Die Person schien mich nicht zu hören. Sie summte ein Lied und kletterte die Äste entlang. Sie war glücklich, ihre Aufgabe schien ihr Spaß zu machen. Leider konnte ich nicht erkennen, wer sie war – ich sah nur ihre Umrisse. Sie sah aus wie ein Schatten.
Was ist das für ein Kreis und was hängt an ihm dran?
Die Gestalt antwortete nicht. Ich musste es selbst herausfinden. Was auch immer auf dem Kreis war, es war nicht gleichmäßig angeordnet. Eines der Symbole stand für sich allein, den anderen gegenüber, so weit weg von ihnen wie möglich. Warum war das so?
Der Kreis fing an, sich zu bewegen. Zunächst langsam, dann immer schneller. Er flog über den Wald, weg vom Dorf, weg von mir, immer weiter, bis er schließlich aus meinem Blickfeld verschwand.

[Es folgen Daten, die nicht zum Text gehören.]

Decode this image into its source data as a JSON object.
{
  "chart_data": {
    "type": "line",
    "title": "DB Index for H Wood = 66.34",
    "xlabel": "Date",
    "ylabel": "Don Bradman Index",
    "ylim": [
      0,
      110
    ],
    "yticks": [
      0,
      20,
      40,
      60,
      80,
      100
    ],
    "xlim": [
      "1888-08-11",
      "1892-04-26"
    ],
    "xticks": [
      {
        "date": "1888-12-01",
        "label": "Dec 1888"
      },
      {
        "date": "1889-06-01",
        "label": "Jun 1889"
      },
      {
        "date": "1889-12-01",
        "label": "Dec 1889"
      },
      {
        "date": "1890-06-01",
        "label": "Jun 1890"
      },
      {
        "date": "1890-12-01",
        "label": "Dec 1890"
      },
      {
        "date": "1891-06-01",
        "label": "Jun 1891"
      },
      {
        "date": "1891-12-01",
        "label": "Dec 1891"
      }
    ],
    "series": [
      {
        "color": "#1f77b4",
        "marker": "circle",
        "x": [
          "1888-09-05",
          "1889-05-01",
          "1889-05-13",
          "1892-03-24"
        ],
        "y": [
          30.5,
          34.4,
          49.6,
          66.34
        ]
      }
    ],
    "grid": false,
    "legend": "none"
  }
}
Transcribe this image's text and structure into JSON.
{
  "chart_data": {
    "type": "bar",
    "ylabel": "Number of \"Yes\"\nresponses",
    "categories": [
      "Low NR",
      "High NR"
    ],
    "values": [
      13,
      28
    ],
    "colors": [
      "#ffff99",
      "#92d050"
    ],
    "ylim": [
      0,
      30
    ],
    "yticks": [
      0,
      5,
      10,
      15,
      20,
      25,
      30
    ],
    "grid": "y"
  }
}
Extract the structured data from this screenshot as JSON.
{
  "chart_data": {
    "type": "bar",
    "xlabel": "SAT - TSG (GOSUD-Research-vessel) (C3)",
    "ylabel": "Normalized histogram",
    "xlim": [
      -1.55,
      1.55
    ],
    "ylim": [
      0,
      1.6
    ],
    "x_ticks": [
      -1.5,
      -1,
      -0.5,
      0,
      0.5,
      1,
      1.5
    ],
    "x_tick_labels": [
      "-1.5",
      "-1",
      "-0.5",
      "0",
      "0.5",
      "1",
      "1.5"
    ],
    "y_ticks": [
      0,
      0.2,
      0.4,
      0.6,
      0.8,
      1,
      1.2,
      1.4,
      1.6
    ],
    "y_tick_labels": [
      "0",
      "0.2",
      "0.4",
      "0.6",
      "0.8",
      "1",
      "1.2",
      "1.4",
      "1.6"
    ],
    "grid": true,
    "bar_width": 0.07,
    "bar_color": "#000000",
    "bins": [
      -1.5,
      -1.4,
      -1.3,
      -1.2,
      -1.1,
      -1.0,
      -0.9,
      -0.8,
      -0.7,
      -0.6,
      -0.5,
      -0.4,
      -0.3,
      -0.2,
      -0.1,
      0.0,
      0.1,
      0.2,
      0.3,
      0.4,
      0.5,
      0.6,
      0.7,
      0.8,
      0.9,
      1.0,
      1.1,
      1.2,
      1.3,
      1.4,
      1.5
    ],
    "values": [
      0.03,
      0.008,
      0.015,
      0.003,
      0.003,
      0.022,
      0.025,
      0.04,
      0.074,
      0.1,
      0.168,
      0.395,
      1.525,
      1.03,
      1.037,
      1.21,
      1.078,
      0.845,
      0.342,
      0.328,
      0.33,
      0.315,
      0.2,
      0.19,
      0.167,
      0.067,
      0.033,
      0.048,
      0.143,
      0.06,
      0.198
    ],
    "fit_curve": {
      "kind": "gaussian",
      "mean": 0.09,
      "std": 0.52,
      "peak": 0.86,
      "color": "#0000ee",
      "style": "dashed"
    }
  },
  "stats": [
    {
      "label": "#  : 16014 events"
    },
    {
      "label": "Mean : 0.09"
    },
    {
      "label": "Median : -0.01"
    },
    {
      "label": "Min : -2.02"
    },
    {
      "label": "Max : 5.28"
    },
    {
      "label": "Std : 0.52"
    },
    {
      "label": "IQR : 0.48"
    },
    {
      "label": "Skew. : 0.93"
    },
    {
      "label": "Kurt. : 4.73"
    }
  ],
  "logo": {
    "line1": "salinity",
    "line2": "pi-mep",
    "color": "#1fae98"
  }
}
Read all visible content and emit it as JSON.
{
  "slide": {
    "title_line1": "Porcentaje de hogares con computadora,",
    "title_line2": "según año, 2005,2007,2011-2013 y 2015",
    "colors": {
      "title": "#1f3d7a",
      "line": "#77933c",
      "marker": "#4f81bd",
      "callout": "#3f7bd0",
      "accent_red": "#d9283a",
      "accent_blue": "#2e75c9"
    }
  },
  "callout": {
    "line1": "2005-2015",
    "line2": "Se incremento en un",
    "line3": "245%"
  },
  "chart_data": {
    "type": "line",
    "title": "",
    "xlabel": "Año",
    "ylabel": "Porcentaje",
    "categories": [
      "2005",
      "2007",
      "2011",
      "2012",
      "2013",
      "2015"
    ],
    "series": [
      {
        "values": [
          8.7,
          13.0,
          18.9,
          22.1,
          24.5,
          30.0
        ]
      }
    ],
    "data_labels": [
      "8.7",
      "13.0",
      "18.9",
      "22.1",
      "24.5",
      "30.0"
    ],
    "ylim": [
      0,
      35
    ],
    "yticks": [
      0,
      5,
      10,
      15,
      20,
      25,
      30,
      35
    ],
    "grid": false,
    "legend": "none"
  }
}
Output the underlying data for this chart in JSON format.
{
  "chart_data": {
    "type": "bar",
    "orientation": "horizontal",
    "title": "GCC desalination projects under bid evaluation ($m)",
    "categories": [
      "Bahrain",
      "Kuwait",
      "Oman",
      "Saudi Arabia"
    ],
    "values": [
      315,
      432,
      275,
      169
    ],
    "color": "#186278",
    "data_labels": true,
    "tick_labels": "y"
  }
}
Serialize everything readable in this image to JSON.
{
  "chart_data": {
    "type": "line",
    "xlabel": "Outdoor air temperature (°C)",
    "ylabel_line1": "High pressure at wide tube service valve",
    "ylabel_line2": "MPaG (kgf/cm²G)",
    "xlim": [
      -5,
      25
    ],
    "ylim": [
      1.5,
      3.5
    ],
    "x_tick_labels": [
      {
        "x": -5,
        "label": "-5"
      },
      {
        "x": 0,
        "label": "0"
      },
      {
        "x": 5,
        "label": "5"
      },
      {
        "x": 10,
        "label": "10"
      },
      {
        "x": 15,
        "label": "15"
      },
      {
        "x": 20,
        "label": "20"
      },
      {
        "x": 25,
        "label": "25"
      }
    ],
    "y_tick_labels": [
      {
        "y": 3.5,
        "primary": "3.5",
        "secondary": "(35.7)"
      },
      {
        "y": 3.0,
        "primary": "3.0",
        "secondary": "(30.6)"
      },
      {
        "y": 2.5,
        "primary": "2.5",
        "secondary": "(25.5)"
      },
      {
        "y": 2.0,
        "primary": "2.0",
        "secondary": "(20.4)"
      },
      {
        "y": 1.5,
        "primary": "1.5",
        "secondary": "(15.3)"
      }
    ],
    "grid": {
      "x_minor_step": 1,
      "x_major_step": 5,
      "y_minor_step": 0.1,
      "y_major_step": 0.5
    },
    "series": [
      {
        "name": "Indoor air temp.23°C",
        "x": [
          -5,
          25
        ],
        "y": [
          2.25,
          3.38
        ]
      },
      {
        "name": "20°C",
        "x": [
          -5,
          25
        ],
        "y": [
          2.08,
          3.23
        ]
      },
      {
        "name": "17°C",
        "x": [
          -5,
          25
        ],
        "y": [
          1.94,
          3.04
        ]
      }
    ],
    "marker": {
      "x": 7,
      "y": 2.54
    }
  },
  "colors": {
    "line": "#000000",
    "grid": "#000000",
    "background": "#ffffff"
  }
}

Als der Kreis fort war, wurde es mit einem Schlag düster im Dorf. Ein Blitz krachte vom Himmel. Die Gestalt im Baum blickte sich hektisch um. All die schönen Blätter um sie herum lösten sich von den Ästen, doch sie glitten nicht langsam zu Boden, sondern fielen wie Steine. Sie leuchteten nicht länger in prachtvollen Farben, sondern verdorrten zu einem tristen Grau.
Die Person hing mit Armen und Beinen an einem nackten Ast, ein schwarzer, dünner, langer Ast. Sie hangelte sich weiter hinauf.
Wieso kletterst du weiter? Wohin willst du?
Sie schaute nicht zu mir, und sie sagte nichts, sondern kletterte weiter nach oben, immer weiter, in die unendliche Dunkelheit des Himmels hinein. Der Ast wurde zu seinem Ende hin immer dünner, immer zerbrechlicher. Er zitterte, er knarrte.
Hör auf! Der Ast bricht ab!
Doch die Person schob sich weiter voran, im Wipfel konnte ich sie kaum noch erkennen.
Ein lauter Knall ließ mich zusammenzucken, und als ich wieder hinsah, fiel die Gestalt vom Baum und schlug mit voller Kraft auf dem Boden auf. Ich lief zu ihr, beugte mich über sie und sah die Umrisse ihres Kopfes. Kein Gesicht war zu erkennen, ihr Körper war so dunkel wie die Nacht. Aus dem Kopf trat Blut aus, rot leuchtendes Blut, erst aus einer Wunde, dann aus zweien, dann aus mehreren. Es verteilte sich über Körper und Boden, unbeirrt und unaufhaltsam.